Page 3: Auditing
In order that shareholders and other interested parties can make informed judgements as to the financial health of a company, it is a legal requirement that all companies have their financial facts and figures checked. This is known as an audit and must be performed by an independent registered firm of auditors. The auditors use guidance from the Accounting Standards Board to state whether in their opinion the financial information presented by the company is a ‘true and fair’ representation of that company’s financial health. The primary reporting responsibility of the auditors is, however, to the shareholders, not to the company’s directors.
It is interesting to note the difference between ‘true and fair’ and 100% accurate. It is not the role of the auditors to check every individual transaction performed by a company and therefore the auditors cannot state that the figures are 100% correct, merely that, in their opinion, they are ‘true and fair’.
Legislation and regulation of companies
The accounts of a company are designed to show both the performance and its current financial position. All company accounts in this country need to be produced in accordance with: 1. The Companies Act, 1985 and 2. Accounting Standards:
- Statement of Standard Accounting Practice (SSAPs)
- Financial Reporting Standards (FRSs).
In essence these standards set out:
- what information should be included in a company’s accounts
- how this information should be presented.

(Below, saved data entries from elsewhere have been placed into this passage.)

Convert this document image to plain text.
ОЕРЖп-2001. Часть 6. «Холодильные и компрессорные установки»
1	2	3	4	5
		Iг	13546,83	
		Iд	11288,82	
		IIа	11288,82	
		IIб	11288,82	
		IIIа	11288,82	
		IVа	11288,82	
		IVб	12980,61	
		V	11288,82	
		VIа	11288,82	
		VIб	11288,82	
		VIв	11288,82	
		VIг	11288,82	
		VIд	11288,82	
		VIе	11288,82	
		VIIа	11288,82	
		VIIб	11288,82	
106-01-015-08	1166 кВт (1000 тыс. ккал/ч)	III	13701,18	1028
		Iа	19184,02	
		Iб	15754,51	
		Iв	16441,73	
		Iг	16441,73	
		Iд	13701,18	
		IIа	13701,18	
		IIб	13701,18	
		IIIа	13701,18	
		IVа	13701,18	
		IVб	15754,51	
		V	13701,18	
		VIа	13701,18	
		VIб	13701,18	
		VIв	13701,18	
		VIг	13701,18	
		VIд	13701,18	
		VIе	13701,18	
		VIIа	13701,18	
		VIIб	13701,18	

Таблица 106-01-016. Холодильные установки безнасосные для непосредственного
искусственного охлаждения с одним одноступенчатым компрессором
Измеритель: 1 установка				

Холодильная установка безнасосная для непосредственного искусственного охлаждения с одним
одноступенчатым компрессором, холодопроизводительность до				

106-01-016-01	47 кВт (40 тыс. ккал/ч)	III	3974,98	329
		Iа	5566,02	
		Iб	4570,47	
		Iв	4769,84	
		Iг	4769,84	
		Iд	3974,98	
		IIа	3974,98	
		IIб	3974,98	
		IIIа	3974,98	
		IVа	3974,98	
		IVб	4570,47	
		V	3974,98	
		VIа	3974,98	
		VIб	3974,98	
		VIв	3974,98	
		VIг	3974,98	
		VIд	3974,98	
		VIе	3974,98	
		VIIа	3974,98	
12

The Companies Act decrees that companies must produce accounts for publication. The Accounting Standards Committee devised SSAPs. In 1991 the Committee was replaced by the Accounting Standards Board, which develops FRSs. The Board is gradually replacing SSAPs with FRSs, which are issued when the Board identifies a need. These two sets of standards encourage greater clarity so that the reader can fully understand the information represented.